I have a table with N rows and n unique elements. Let j denote the row index and i denote the element. In the table below $N=9, n=3$. Let $w_i$ denote the count of element i. For example, $w_1=4, w_2=3, w_3=2$, in the table below. $\sum_{i=1}^n w_i = N$.

I want to do a weighted sampling of $m$ elements without replacement from this table, where the weight of element $i$ is $w_i$. I have two schemes and want to know if they're equivalent i.e., if they have the same probability of sampling any tuple of $m$ unique elements.

enter image description here

Assume $m=2$ for the discussion. Here are the two algorithms.


Generate a uniform random number $U_j \in [0,1]$ for each row. Sort the rows in decreasing order by $U_j$, and pick the top $m$ unique elements. So I keep scrolling the table till I find $m$ unique elements. The figure below shows the table after sorting, and in this case I would pick $m=2$ elements $i=1,3$.

enter image description here

Scheme 2

The other scheme, which is typically used to perform weighted sampling without replacement (see Algorithm A in https://utopia.duth.gr/~pefraimi/research/data/2007EncOfAlg.pdf), is to roll up the j index, so we have a table containing the $n$ elements exactly once (group by operation on the above table). We then generate random numbers $U_i^{1/w_i}$, sort by these values, and pick the top 2 elements. In the table below, the elements $i=2,3$ would be selected.

enter image description here


Are these two sampling schemes equivalent? How can I prove / verify this?

  • $\begingroup$ For your real-life sampling what is the number of unique values and what is the largest sample size being considered? While I suspect that the two schemes are equivalent for all sample sizes and numbers of unique values, for small enough sample sizes one can show the equivalence explicitly. $\endgroup$
    – JimB
    May 25, 2020 at 22:45
  • $\begingroup$ The number of unique values is a million, and the sample size being consider is in thousands (5K for example). So an empirical verification is difficult. But your "proof" is a good starting point. I suspect that this should be a known result if true but haven't found a reference yet. $\endgroup$
    – elexhobby
    May 30, 2020 at 0:45
  • $\begingroup$ Good. Yes, I would agree this must have proved appropriately and probably many decades ago. I've written Mathematic code for both approaches and while I haven't got Mathematica to simplify symbolically to the same for both schemes, for all sorts of numerical examples they give the same results. (And that's probably my fault rather than Mathematica's.) $\endgroup$
    – JimB
    May 30, 2020 at 0:55

1 Answer 1


If you just want to feel more comfortable about the equivalence, then performing simulations using both schemes would be good.
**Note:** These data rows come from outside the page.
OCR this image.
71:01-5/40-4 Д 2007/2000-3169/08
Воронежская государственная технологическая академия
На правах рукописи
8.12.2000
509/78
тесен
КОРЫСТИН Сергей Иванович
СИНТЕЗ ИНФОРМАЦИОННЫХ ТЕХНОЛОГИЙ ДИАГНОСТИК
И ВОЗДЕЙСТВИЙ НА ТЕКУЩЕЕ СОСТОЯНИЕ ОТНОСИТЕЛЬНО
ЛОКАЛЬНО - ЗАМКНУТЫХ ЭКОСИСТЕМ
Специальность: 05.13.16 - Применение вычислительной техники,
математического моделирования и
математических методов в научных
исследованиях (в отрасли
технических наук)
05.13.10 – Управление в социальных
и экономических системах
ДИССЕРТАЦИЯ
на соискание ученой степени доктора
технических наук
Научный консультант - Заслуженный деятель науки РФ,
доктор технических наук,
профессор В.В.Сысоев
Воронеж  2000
Here I'll do a brute force but limited proof.

For the first scheme consider just obtaining the proportion of equally likely arrangements that a 1 is followed by a 2. That can happen in with several different arrangements: {1,2}, {1,1,2}, {1,1,1,2}, {1,1,1,1,2}, etc. If we use the frequency counts ($w_1$, $w_2$, and $w_3$), then that probability is

$$\frac{w_1}{n} \left(\frac{w_2}{n-1}+\sum _{j=1}^{w_1-1} \frac{w_2 \left(\prod _{i=1}^j \frac{w_1-i}{n-i}\right)}{n-j-1}\right)$$

That simplifies to $\frac{w_1 w_2}{(w_2+w_3) (w_1+w_2+w_3)}$.

For the second scheme note that a uniform random variable $U$ raised to the $1/w$ power has a $\text{Beta}(w,1)$ distribution. As we have independent random variables $Z_i=U_i^{1/w_i}$ for $i=1,2,3$, we can integrate over the product of the pdf's such that $Z_1>Z_2>Z_3$.

$$\int _0^1\int _0^{z_1}\int _0^{z_2}\frac{z_1^{w_1-1} z_2^{w_2-1} z_3^{w_3-1}}{B(w_1,1) B(w_2,1) B(w_3,1)}dz_3 dz_2 dz_1$$

$$=w_1 w_2 w_3 \int _0^1\int _0^{z_1}\int _0^{z_2} z_1^{w_1-1} z_2^{w_2-1} z_3^{w_3-1}dz_3 dz_2 dz_1$$

$$=\frac{w_1 w_2}{(w_2+w_3) (w_1+w_2+w_3)}$$

where $B(a,b)=\frac{\Gamma (a) \Gamma (b)}{\Gamma (a+b)}$.

So we end up with the same result.

I'm sure this "proof" can be made much more solid and one can see if $n=\sum_i^k w_i$, then the probability of obtaining an $i$ followed by a $j$ (with $i\neq j$) is $w_i w_j/(n(n-w_i))$.